I'm not an expert on this but my understanding is that you can't perform much formal reasoning on program with side-effects. Isn't that kind of the definition of a side-effect?
Also, even though I wrote the code in Python, I don't see any reason why you could write that same method with static typing.
> I'm not an expert on this but my understanding is that you > can't perform much formal reasoning on program with > side-effects. Isn't that kind of the definition of a > side-effect? I have to apologize. I read a few posts again on Monads and some of what I wrote is incorrect. Monads do allow for reasoning but it's for the compiler so that more efficient code is produced. Here's a good post.
> > I'm not an expert on this but my understanding is that > you > > can't perform much formal reasoning on program with > > side-effects. Isn't that kind of the definition of a > > side-effect? > I have to apologize. I read a few posts again on Monads > and some of what I wrote is incorrect. Monads do allow for > reasoning but it's for the compiler so that more efficient > code is produced. Here's a good post. > > http://www.reddit.com/r/programming/comments/64th1/monads_i > n_python_in_production_code_you_can_and/c02u9mb
Thanks for the link. I've read a number of articles on monads and I just can't get past all the contradictory statements such as [underlining mine]:
"The reason we go to all this hassle, instead of just having exception throwing built into the language the way you might in Java or most any other imperative language, is because in functional languages functions cannot have side effects. That is, they are completely determined by what they return, and cannot do anything else. They cannot throw exceptions, or print to the screen, or set a global variable, or whatever."
...
"For example, it is possible to write out messages in a purely functional way using a monad. The idea is, instead of just returning a value, you return a value and the string that you want to write to the screen. Why do it that way, instead of just writing out to the screen? Because that way, your functions don't have side-effects, you preserve referential transparency"
I'm sorry if I'm just too dense to understand how something can do something without doing it.
1. printing to the screen is a side effect 2. functions can't have side effects 3. here's how you print to the screen in a function without side effects.
In other words: here's how to do what you can't do. A & !A
This might just be imprecise descriptions of what I side effect is but it's extremely aggravating. It almost seems like people are saying they get it because they are afraid of appearing to be stupid.
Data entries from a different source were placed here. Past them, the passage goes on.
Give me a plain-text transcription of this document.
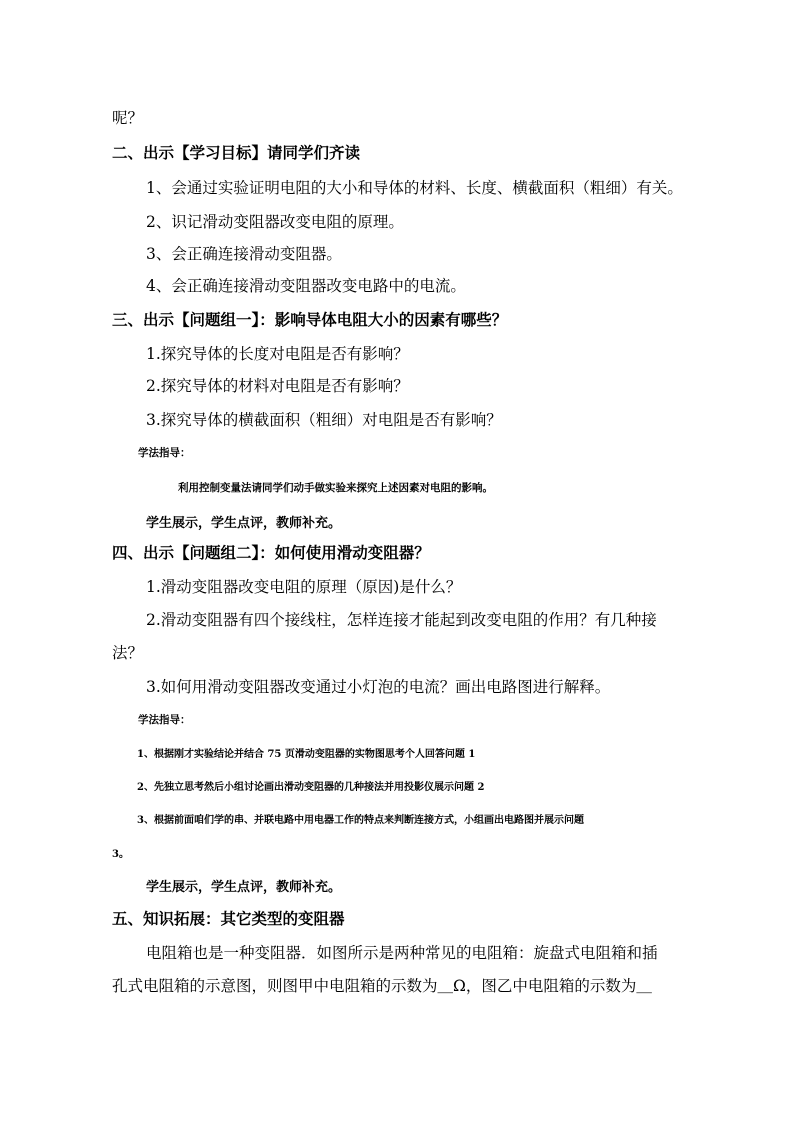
呢？

二、出示【学习目标】请同学们齐读

1、会通过实验证明电阻的大小和导体的材料、长度、横截面积（粗细）有关。

2、识记滑动变阻器改变电阻的原理。

3、会正确连接滑动变阻器。

4、会正确连接滑动变阻器改变电路中的电流。

三、出示【问题组一】：影响导体电阻大小的因素有哪些？

1.探究导体的长度对电阻是否有影响？

2.探究导体的材料对电阻是否有影响？

3.探究导体的横截面积（粗细）对电阻是否有影响？

学法指导：

利用控制变量法请同学们动手做实验来探究上述因素对电阻的影响。

学生展示，学生点评，教师补充。

四、出示【问题组二】：如何使用滑动变阻器？

1.滑动变阻器改变电阻的原理（原因)是什么？

2.滑动变阻器有四个接线柱，怎样连接才能起到改变电阻的作用？有几种接

法？

3.如何用滑动变阻器改变通过小灯泡的电流？画出电路图进行解释。

学法指导：

1、根据刚才实验结论并结合 75 页滑动变阻器的实物图思考个人回答问题 1

2、先独立思考然后小组讨论画出滑动变阻器的几种接法并用投影仪展示问题 2

3、根据前面咱们学的串、并联电路中用电器工作的特点来判断连接方式，小组画出电路图并展示问题

3。

学生展示，学生点评，教师补充。

五、知识拓展：其它类型的变阻器

电阻箱也是一种变阻器．如图所示是两种常见的电阻箱：旋盘式电阻箱和插

孔式电阻箱的示意图，则图甲中电阻箱的示数为＿Ω，图乙中电阻箱的示数为＿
This isn't just nitpicking either. In the case of the example from the link you gave, the Monad theoretically prints and returns a value. The claim being that this allows the compiler "to simplify your code the way you would an equation". Sorry, but that's total nonsense. If I want to print the same thing to the screen 100 times, it's not correct for the compiler to simplify this to one call. The whole point of a side effect is that it cannot be simplified. If it could, it wouldn't be a side effect. And the other thing is that I thought a functions lack of side effects meant it didn't matter if it were called once or more than once. This doesn't address the second part at all. It might not matter in a local environment but what if you are distributing the code across a cluster? I might need this no-side-effect-side-effect-producing function to execute at least once on each machine in the cluster.
I'm sure there are all kinds of tricks with Monads to do whatever you need to do but until someone can explain to me the value of monads in a way that is logically consistent: the emperor has no clothes. As far as I am concerned it's just a work around to deal with the fact that reality is not a mathematical function.